Teori ketiga menyebut bahwa Soeharto merestui gerakan G30S 1965. Dugaan ini tercantum dalam buku Dalih Pembunuhan Massal Gerakan 30 September dan Kudeta Suharto (2008), karya John Roosa.

Teori ini muncul berdasarkan keterangan Latief dan Soeharto. Baik Latief maupun Soeharto membenarkan saling bertemu beberapa jam sebelum peristiwa G30S.

Menurut Roosa, Latief menyampaikan dalam pledoinya bahwa ia telah memberi tahu Soeharto tentang G30S sebelum peristiwa terjadi dan mendapat restu darinya secara diam-diam.

Pertemuan itu dibenarkan oleh Soeharto dalam wawancaranya dengan Der Spiegel, yang menyebut bahwa dirinya bertemu dengan Latief di RSPAD.

Meskipun Soeharto tahu akan rencana itu, ia tidak melapor ke atasannya, sehingga dianggap menyetujui rencana penculikan para jenderal.
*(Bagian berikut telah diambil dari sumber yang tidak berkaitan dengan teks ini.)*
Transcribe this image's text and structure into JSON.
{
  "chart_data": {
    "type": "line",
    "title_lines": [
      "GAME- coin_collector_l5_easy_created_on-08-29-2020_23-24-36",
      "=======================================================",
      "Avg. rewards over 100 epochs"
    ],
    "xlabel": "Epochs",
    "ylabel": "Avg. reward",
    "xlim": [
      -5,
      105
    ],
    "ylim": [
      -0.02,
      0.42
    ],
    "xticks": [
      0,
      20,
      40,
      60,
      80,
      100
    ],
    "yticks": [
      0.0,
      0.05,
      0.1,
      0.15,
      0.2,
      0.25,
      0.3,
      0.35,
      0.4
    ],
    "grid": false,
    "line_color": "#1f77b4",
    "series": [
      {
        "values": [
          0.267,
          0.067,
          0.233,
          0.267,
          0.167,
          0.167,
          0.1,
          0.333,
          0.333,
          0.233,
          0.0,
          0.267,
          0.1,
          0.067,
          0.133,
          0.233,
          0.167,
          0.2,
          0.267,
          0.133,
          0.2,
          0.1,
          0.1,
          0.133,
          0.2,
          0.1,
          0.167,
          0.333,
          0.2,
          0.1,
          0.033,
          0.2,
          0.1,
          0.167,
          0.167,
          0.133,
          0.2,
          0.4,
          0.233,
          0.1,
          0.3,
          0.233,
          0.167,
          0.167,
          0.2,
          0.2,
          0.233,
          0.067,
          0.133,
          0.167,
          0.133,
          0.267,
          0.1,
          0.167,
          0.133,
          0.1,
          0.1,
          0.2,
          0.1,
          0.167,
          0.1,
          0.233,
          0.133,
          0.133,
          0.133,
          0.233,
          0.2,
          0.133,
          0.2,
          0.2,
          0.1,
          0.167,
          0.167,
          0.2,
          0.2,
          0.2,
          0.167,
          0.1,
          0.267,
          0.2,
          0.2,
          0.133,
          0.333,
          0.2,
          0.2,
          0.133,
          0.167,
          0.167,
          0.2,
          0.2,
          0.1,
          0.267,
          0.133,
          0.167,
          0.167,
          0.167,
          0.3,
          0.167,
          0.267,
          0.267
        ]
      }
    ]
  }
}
Menurut Soekarjo Wilardjito dalam Mereka Menodong Bung Karno: Kesaksian Seorang Pengawal Presiden (2008), Soeharto baru bertindak setelah para jenderal terbunuh.

"(Soeharto) muncul ke arena seperti koboi yang menunggang kuda putih dengan peluru yang tak meleset dari sasaran, dan membereskan lawan-lawannya," tulis Wilardjito, "dan ia, 'menjadi pahlawan'."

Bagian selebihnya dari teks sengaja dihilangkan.